2018年6月14日(木)

慶喜はコーヒー愛飲家 日誌、資料から逸話紹介

松戸・歴史館斎藤館長 水戸・弘道館で講演会

徳川慶喜とコーヒーについて考えた特別講演会=水戸市三の丸の弘道館
徳川慶喜とコーヒーについて考えた特別講演会=水戸市三の丸の弘道館

最後の将軍、徳川慶喜とコーヒーの関係を探る特別講演会が10日、水戸市三の丸の弘道館で開かれた。慶喜の弟で水戸藩最後の藩主・徳川昭武や慶喜の資料を展示する千葉県松戸市戸定歴史館の斎藤洋一館長が、明治維新後の静岡時代、慶喜が徳川宗家(東京)に至急コーヒーを届けてくれるよう依頼したことが日誌に書かれており、コーヒー愛飲家だったことを紹介した。

斎藤館長は「徳川慶喜邸日誌は職員の業務日誌のようなものだ。コーヒーの発送依頼、到着記録が書かれている」と説明。1897年には「御用コーヒーのうち一升ほど小包にて到着」との記述があることも示した。

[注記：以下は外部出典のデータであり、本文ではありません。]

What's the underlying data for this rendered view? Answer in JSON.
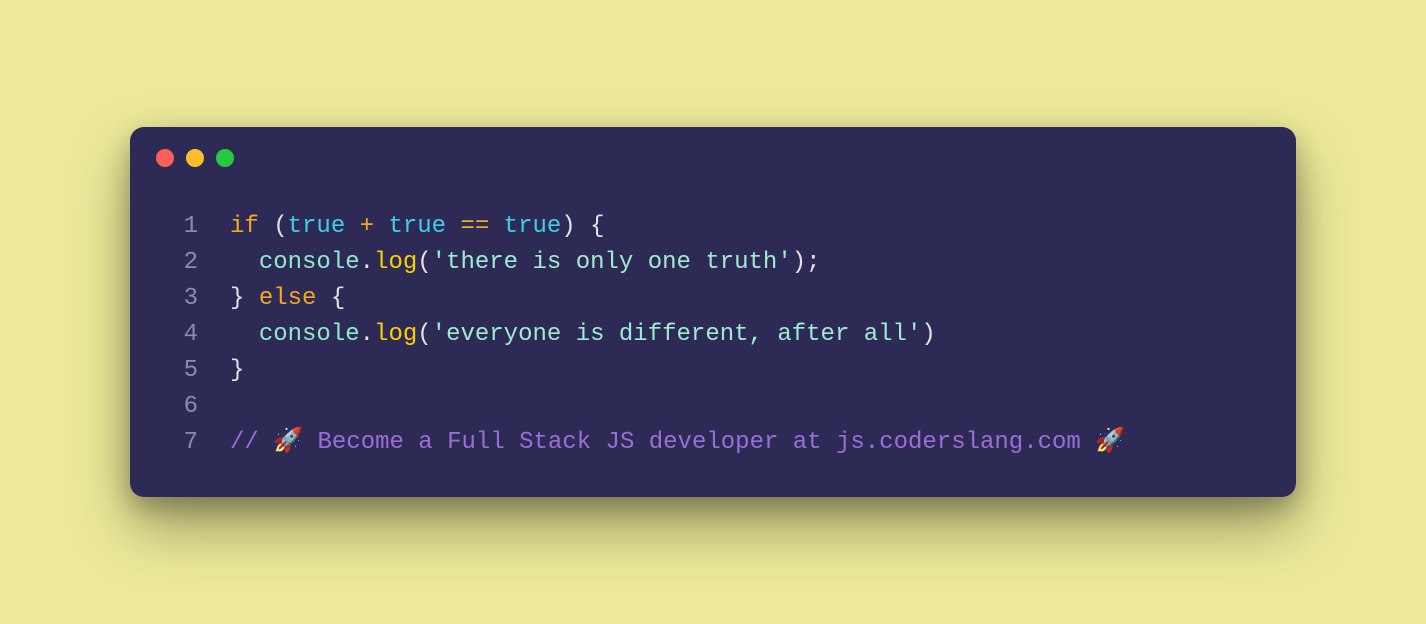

将軍時代の67年、大坂城で英、仏、オランダ、米の4カ国の公使を招き、フランス料理のフルコースを提供し最後にコーヒーを出した逸話を献立史料を基に解説。「兵庫開港を迫る外国に対応していた。外交行事を成功させる必要があった」と時代背景を説明した。

英公使の報告には「外国人に対する友好的意向だけでなく、高級の能力と人を引きつける行動・外観にもすてきな印象を得た」と記されており、幕府存亡がかかった外交を成功に導いたことを紹介した。

サザコーヒーの鈴木誉志男会長は大坂城で出されたコーヒーについて、「焼きが強いフレンチローストだろう」と話した。「この時代はインドネシア産コーヒー豆の黄金時代だった。インドネシアの豆と推理できる」と語った。しかし、80年代にコーヒーの病気が発生しジャワコーヒーは衰退したという。